Thaddeus,
There are many variables that will affect your electric bill and it is a legitimate complaint from your tenant. It may not be proper for her to break her lease but if the electric bill is so high that it has changed the affordability ratio for her, you have a potential problem for non-payment! She is obviously a responsible person or she would not have asked you to change the lease terms. Here are my suggestions:
1) Ask your tenant about the difference in square footage between her last place and this. It should be easy to understand that a larger place uses more electric.
2) Ask about the size of her household, if there is a new baby or boyfriend, this will affect the electric usage. This is also easy to find.
3) Ask if she has any electric appliances that she did not have at the last place. New TV's, Computers, Printers, Entertainment systems all use electricity differently than she has done in the past.
4) Check the electric supplier and rate from her last home. If it is in the same city and a different supplier, have her change to the other supplier. If it is a different city and that supplier is not available or perhaps the same supplier but different negotiated rate with the city in your area, point this out. She should recognize that her move to be closer to work or whatever came with a price increase in electric that nobody knew about.
5) Check the usage of existing appliances and equipment. If someone in the house is mining Bitcoin for example and leaving the computer on 24 hours a day that will be more expensive.

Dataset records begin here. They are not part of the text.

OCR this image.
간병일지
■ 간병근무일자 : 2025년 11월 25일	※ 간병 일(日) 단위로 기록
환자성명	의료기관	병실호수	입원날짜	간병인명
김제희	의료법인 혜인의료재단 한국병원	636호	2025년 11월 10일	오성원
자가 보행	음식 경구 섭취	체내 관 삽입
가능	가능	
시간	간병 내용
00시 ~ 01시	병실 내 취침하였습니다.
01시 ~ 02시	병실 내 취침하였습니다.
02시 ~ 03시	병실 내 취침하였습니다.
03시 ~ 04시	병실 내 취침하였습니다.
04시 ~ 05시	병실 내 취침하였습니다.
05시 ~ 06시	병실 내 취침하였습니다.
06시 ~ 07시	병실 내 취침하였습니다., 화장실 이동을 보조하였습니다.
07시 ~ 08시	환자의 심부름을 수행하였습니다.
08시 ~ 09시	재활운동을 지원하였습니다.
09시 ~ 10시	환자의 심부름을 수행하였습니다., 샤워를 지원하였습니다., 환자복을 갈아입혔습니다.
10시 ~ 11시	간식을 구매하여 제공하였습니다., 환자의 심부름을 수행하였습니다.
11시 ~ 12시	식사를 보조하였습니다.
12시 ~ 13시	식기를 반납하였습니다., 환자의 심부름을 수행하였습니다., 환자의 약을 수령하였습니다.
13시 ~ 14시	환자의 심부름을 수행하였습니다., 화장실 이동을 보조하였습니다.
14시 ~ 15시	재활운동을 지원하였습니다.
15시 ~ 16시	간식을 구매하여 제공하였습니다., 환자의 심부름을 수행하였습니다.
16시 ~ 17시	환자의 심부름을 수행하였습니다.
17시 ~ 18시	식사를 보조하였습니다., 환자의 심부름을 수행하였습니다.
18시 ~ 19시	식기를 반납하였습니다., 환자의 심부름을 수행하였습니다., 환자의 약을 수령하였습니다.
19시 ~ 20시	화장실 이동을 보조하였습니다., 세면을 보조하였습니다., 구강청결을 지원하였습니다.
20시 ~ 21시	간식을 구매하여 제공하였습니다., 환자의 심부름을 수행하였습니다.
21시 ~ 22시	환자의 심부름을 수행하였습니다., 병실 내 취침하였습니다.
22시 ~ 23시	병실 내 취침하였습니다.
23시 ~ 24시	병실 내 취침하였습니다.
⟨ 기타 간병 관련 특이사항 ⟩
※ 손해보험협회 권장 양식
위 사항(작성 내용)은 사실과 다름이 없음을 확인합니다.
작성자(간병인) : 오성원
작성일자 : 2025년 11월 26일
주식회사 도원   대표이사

If she is using a washer dryer in your apartment but at her old place she had to go to the laundry room or laundromat, her costs may actually be less for the convenience and she doesn't recognize that. Check the age and function of the refrigerator. Sometimes these just use too much power. You may be able to borrow a gauge to measure the power consumption at your library or city hall or your local power company.
6) Check if she is now using more power supplies for devices. These buggers are power hogs!
7) Check with the power company to see if the bill is similar to the neighbors. If not, the problem is in your house.
8) Ask if the lights ever get suddenly brighter for a moment and then go back to normal or if the tenant notices that she must frequently replace bulbs. If yes, then you have a good indication of a loose neutral wire. Either way, check for a loose or resistive neutral wire in the house. This will drain power faster than you might imagine. The loose wire will periodically connect and then disconnect at unpredictable times perhaps even "connect" with a small gap that allows the power to flow but requires more of it to complete the connection. This is a dangerous fire and electrocution hazard and must be addressed immediately. Sometimes the only indication you have of this is the higher than normal bill. This was the problem in my home until my wife informed me that we were regularly paying double the rate the neighbors pay. The power company will check this likely at no charge. If you have one, the bill is higher because more voltage is required to run your devices due to a loss in the line.
Once you have identified the problem area, you can work on solutions. What follows are several solutions that are cheaper than finding a new qualified, responsible tenant.
1) Purchase, or have her do it, a supply of LED bulbs for every lamp and fixture in the house. The price of these devices has really come down and they are as affordable as the old carbon filament lamps once were. Some of these lights can last for 18+ years so they will still be there for your next tenant and they could possibly cut the electric bill by as much as half which, in your case would reduce the tenant back to her original power consumption level. If this saves the tenant, it is more than worth it.
2) Replace the offending appliance. If your refrigerator is sucking back power at pre-1970 levels, you need a new one anyway. Today's appliances are quiet and energy efficient. Any one appliance is cheaper than all the costs of getting a new tenant.
3) Get the power company to do an energy analysis and check the house for bad neutral connections as mentioned above.
4) Purchase a set-back thermostat for the house. These are big energy savers! Show the tenant how to use it, you can get one at the big box store or get a pro to install it for under $100 in most areas.
5) Buy some timers to control the power supplies on the tenant's devices. By midnight her phone and toothbrush are likely at full power and you can turn off the power to those outlets without interfering with the tenants' use of those devices. You can have the power come back on just before wake-up time just to be certain that the power is topped up. You can actually use these on all your electrical devices and appliances in the house. Turning off your equipment doesn't mean you cut the power, it only means you suspended the operation of it. If the equipment has a little red or green etc., led indicator on it, that is an indication that it is still using power to run your remote control and such.
6) Change the furnace filters and explain that the furnace/AC can use as much as 40% more with a dirty filter than with a clean one. That's a great way to get the tenant to commit to regularly changing them when she can see the difference in her pocket!
There are other things you can do besides this. Check with your power company or with the USA Federal Government. The government has got more stuff to work with than you could ever believe in all areas of your life and business. Check them out at https://www.usa.gov/
I hope this helps!
Holler if you heard me! I'm available to answer questions too.